Stephanie Hoffman (LAW’10), arguing the counterpoint, will team up with Mark Krikorian, the executive director of the Center for Immigration Studies, a think tank in Washington, D.C., and Louis J. Barletta, the mayor of Hazleton, Pa., where local businesses and landlords may be punished by law for giving work or shelter to illegal immigrants.
“I tried to craft my arguments from a law school student’s perspective,” says Hoffman, who was assigned the affirmative viewpoint after auditioning for the debate. “If we accept the immigration policy standards that exist now, what are the implications of not enforcing those laws? What message does this send to individuals living in this country and individuals wanting to come to this country?”

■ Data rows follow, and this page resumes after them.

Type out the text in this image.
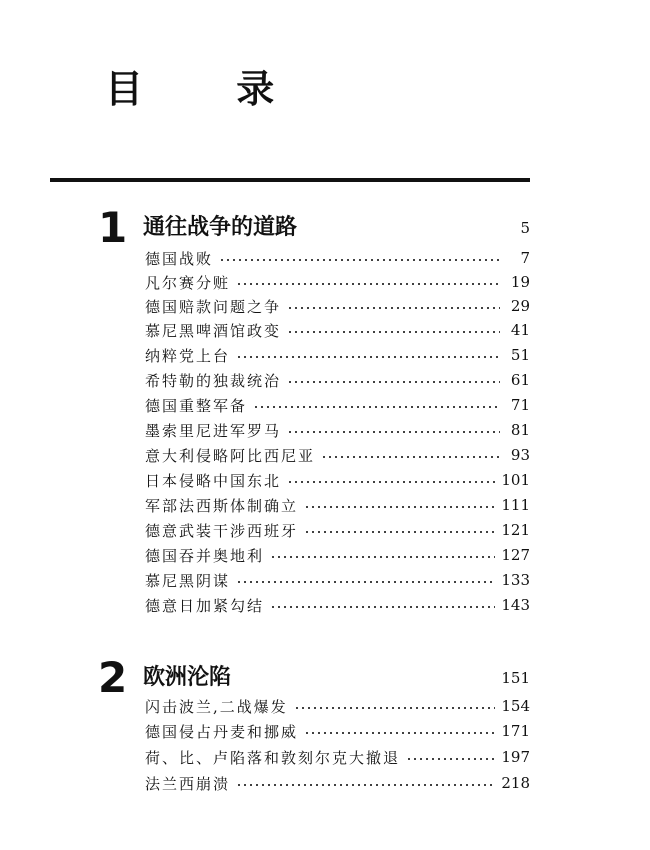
目 录
1 通往战争的道路	5
德国战败	7
凡尔赛分赃	19
德国赔款问题之争	29
慕尼黑啤酒馆政变	41
纳粹党上台	51
希特勒的独裁统治	61
德国重整军备	71
墨索里尼进军罗马	81
意大利侵略阿比西尼亚	93
日本侵略中国东北	101
军部法西斯体制确立	111
德意武装干涉西班牙	121
德国吞并奥地利	127
慕尼黑阴谋	133
德意日加紧勾结	143
2 欧洲沦陷	151
闪击波兰,二战爆发	154
德国侵占丹麦和挪威	171
荷、比、卢陷落和敦刻尔克大撤退	197
法兰西崩溃	218
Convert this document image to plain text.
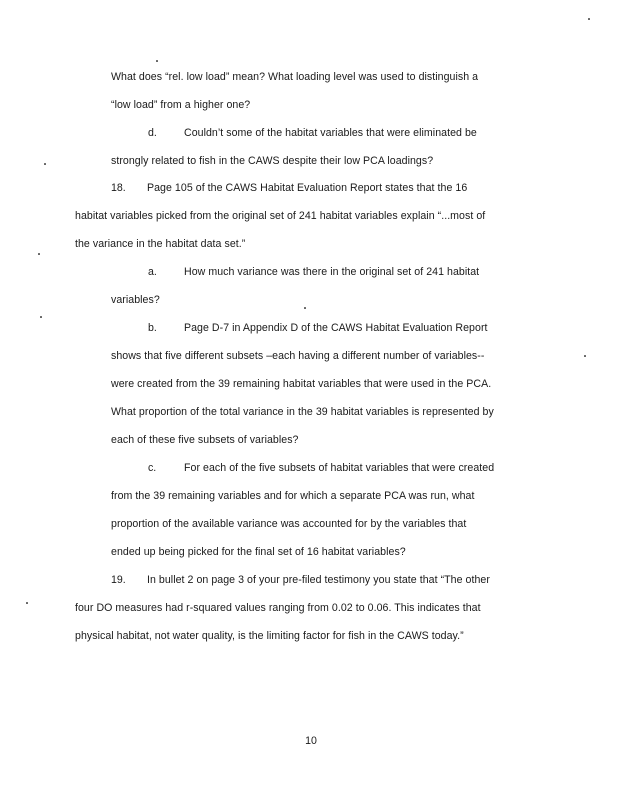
What does “rel. low load” mean? What loading level was used to distinguish a
“low load” from a higher one?
d.	Couldn’t some of the habitat variables that were eliminated be
strongly related to fish in the CAWS despite their low PCA loadings?
18. Page 105 of the CAWS Habitat Evaluation Report states that the 16
habitat variables picked from the original set of 241 habitat variables explain “...most of
the variance in the habitat data set.”
a.	How much variance was there in the original set of 241 habitat
variables?
b.	Page D-7 in Appendix D of the CAWS Habitat Evaluation Report
shows that five different subsets –each having a different number of variables--
were created from the 39 remaining habitat variables that were used in the PCA.
What proportion of the total variance in the 39 habitat variables is represented by
each of these five subsets of variables?
c.	For each of the five subsets of habitat variables that were created
from the 39 remaining variables and for which a separate PCA was run, what
proportion of the available variance was accounted for by the variables that
ended up being picked for the final set of 16 habitat variables?
19. In bullet 2 on page 3 of your pre-filed testimony you state that “The other
four DO measures had r-squared values ranging from 0.02 to 0.06. This indicates that
physical habitat, not water quality, is the limiting factor for fish in the CAWS today.”
10
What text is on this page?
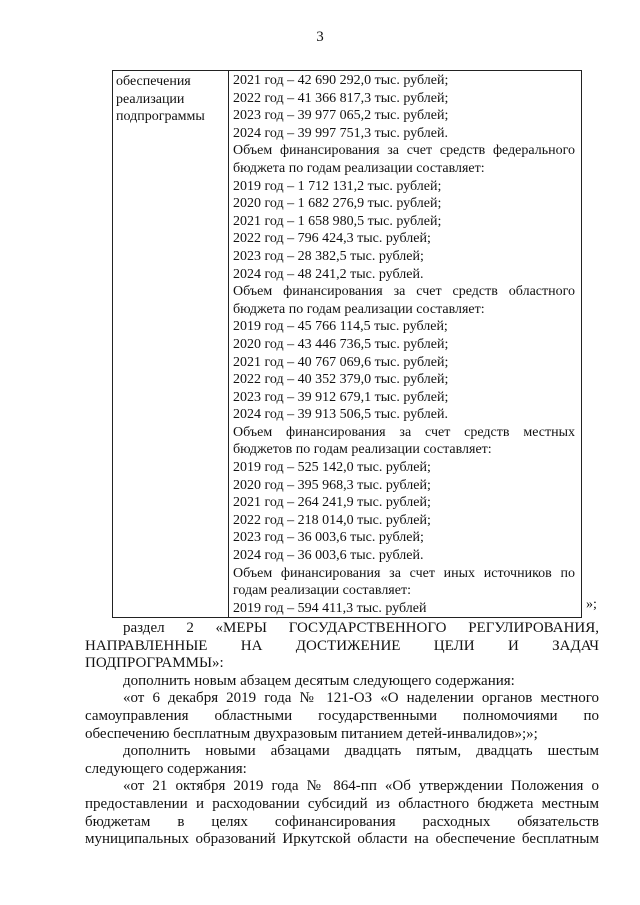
3
обеспечения
реализации
подпрограммы
2021 год – 42 690 292,0 тыс. рублей;
2022 год – 41 366 817,3 тыс. рублей;
2023 год – 39 977 065,2 тыс. рублей;
2024 год – 39 997 751,3 тыс. рублей.
Объем финансирования за счет средств федерального
бюджета по годам реализации составляет:
2019 год – 1 712 131,2 тыс. рублей;
2020 год – 1 682 276,9 тыс. рублей;
2021 год – 1 658 980,5 тыс. рублей;
2022 год – 796 424,3 тыс. рублей;
2023 год – 28 382,5 тыс. рублей;
2024 год – 48 241,2 тыс. рублей.
Объем финансирования за счет средств областного
бюджета по годам реализации составляет:
2019 год – 45 766 114,5 тыс. рублей;
2020 год – 43 446 736,5 тыс. рублей;
2021 год – 40 767 069,6 тыс. рублей;
2022 год – 40 352 379,0 тыс. рублей;
2023 год – 39 912 679,1 тыс. рублей;
2024 год – 39 913 506,5 тыс. рублей.
Объем финансирования за счет средств местных
бюджетов по годам реализации составляет:
2019 год – 525 142,0 тыс. рублей;
2020 год – 395 968,3 тыс. рублей;
2021 год – 264 241,9 тыс. рублей;
2022 год – 218 014,0 тыс. рублей;
2023 год – 36 003,6 тыс. рублей;
2024 год – 36 003,6 тыс. рублей.
Объем финансирования за счет иных источников по
годам реализации составляет:
2019 год – 594 411,3 тыс. рублей	»;
раздел 2 «МЕРЫ ГОСУДАРСТВЕННОГО РЕГУЛИРОВАНИЯ,
НАПРАВЛЕННЫЕ НА ДОСТИЖЕНИЕ ЦЕЛИ И ЗАДАЧ
ПОДПРОГРАММЫ»:
дополнить новым абзацем десятым следующего содержания:
«от 6 декабря 2019 года № 121-ОЗ «О наделении органов местного
самоуправления областными государственными полномочиями по
обеспечению бесплатным двухразовым питанием детей-инвалидов»;»;
дополнить новыми абзацами двадцать пятым, двадцать шестым
следующего содержания:
«от 21 октября 2019 года № 864-пп «Об утверждении Положения о
предоставлении и расходовании субсидий из областного бюджета местным
бюджетам в целях софинансирования расходных обязательств
муниципальных образований Иркутской области на обеспечение бесплатным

Immigration reform has been in the news off and on since 2003, when President George W. Bush announced plans for a comprehensive reform program that would allow immigrants to enter the country legally on temporary “guest worker” visas. The bill failed in Congress last June, but more recently, local and state policies have become fodder for debate. This fall, state and federal lawmakers, as well as Mitt Romney, a Republican presidential candidate and a former Massachusetts governor, called for cuts in federal funding for “sanctuary cities,” places that have laws preventing police officers from asking people about their immigration status. In September, New York Governor Eliot Spitzer announced a plan to issue driver’s licenses to illegal immigrants; U.S. Senator Hillary Clinton of New York, a candidate for president, drew fire at a debate among Democratic presidential candidates on October 30 for waffling, saying that the proposal “makes a lot of sense” and that she “did not say it should be done.”
Shelat, arguing against border enforcement, describes the current efforts to construct a fence along the U.S.-Mexico border as "treating the symptoms,” but ignoring the illness. “It’s costly and way too shortsighted,” he says. “This is something we really have to look at and figure out before it becomes a bigger problem.”
The Great Debate will be held on Wednesday, November 7, at 6:30 p.m. in the Tsai Performance Center, 685 Commonwealth Ave. The event is free and open to the public.